Au reste, il paraîtrait que ces dix-huit qualités laissaient sur la personne de Çâkyamuni une impression reconnaissable, car je les trouve citées par le Mahâvastu immédiatement après les attributs purement corporels qui distinguent le Buddha. Dans un passage de ce livre, Çâriputra voit Bhâgavat qui s’avance vers lui, et à cette occasion l’auteur énumère les perfections auxquelles il peut être reconnu : Dvâtrim̃çatîhi mahâpuruchalakchaṇêhi samanvâgatam açîtîhi anuvyañdjanêhi upaçôbhitaçarîram achṭâdaçêhi âvêṇikêhi Buddhadharmêhi samanvâgatam daçahi tathâgatabalêhi balavân tchaturhi vâiçâradyêhi viçâradô çântêndriyô çântamânasô uttamadamaçamathapâramitâprâptô nâgô yathâ karitakâraṇô antargatêhi indriyêhi avahirgatêna mânasêna susthitêna dharmatâprâptêna rĭdjunâ yugamâtram̃ prêkchamâṇaḥ. « Doué des trente-deux signes d’un grand homme ; ayant le corps paré des quatre-vingts attributs secondaires ; doué des dix-huit conditions d’un Buddha dites âvêṇika ; fort des dix forces d’un Tathâgata ; confiant des quatre confiances ; ayant les organes des sens calmes ; ayant l’esprit calme ; arrivé à l’excellente perfection de l’empire sur soi-même et de la quiétude ; semblable à un éléphant ; ayant accompli son œuvre ; (enfin) avec ses sens renfermés en lui-même, avec son esprit qui ne s’égare pas au dehors, qui est parfaitement ferme, arrivé à la règle et droit, il ne regarde pas plus loin que la longueur d’un joug[5]. » En résumé, au lieu de traduire âvêṇika par homogène, comme je l’avais fait d’après la version tibétaine, je propose actuellement de le traduire par indépendant, c’est-à-dire détaché de toute imperfection, quoique je reconnaisse que cette traduction ne peut encore être bien comprise sans le commentaire que je viens d’essayer d’en donner.

J’ajouterai, pour terminer, que le texte du Mahâvastu cité tout à l’heure achève ce tableau du sage par un trait qui jette du jour sur une expression que l’interprète tibétain du Lalita vistara ne me paraît pas avoir comprise.
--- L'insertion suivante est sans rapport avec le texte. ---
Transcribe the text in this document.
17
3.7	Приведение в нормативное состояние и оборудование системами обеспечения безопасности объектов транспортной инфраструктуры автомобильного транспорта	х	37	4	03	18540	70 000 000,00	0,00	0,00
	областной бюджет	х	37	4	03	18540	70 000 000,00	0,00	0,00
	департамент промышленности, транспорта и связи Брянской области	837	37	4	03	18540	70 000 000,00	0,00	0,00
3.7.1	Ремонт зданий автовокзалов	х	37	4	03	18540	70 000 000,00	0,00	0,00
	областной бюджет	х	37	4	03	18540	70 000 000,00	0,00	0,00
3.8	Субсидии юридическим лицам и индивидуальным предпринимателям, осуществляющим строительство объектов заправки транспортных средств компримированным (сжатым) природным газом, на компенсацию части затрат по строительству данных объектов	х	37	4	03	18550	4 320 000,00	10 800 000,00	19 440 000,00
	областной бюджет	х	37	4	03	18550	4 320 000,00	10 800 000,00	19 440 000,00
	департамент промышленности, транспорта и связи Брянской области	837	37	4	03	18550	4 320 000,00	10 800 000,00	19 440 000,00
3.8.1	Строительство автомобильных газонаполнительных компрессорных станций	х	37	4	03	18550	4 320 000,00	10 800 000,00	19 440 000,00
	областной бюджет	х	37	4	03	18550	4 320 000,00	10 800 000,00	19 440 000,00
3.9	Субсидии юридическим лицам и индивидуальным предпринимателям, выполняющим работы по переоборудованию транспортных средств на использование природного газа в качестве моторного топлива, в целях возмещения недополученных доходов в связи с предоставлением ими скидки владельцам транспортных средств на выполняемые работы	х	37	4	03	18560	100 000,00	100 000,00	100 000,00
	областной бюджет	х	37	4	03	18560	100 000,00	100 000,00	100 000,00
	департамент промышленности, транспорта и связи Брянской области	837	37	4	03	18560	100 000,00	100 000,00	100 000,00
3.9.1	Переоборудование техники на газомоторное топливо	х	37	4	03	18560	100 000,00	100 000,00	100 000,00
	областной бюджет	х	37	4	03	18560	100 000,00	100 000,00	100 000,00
Il s’agit des mots yugamâtram̃ prêkchamâṇaḥ, qui signifient littéralement « ne regardant pas en avant au delà de la longueur d’un joug, » et qui rappellent une idée brâhmanique connue. Or, lorsque le Lalita vistara décrit le Religieux que vit pour la première fois le jeune Siddhârtha dans une de ses promenades hors du palais de son père, et de plus quand il représente Çâkya lui-même devenu Religieux entrant dans la ville de Râdjagrĭha, il se sert d’une expression presque semblable, yugamâtram̃ paçyan, « ne voyant pas plus loin que la longueur d’un joug[6]. » M. Foucaux, d’après les Tibétains, l’a traduite la première fois, « ne considérant que le joug qui le retient, » et la seconde fois, « ne regardant que le joug (de la morale). » Je crois, malgré l’opinion de l’interprète tibétain, que cette formule doit être entendue au propre et non au sens figuré ; c’est dans le premier sens qu’elle est prise chez les Brâhmanes, auxquels elle est aussi familière qu’aux Buddhistes.


  1. Abhidharmakôça vyâkhyâ, f. 322 b.
  2. Ibid. f. 94 b.
  3. Djina alam̃kâra, f. 14 b.
  4. Voyez ci-dessus, p. 344, 345 et 390.
  5. Mahâvastu, f. 208 a.
  6. Lalita vistara, f. 126 b de mon man. A ; Rgya tch’er rol pa, t. II, p. 184 et 228.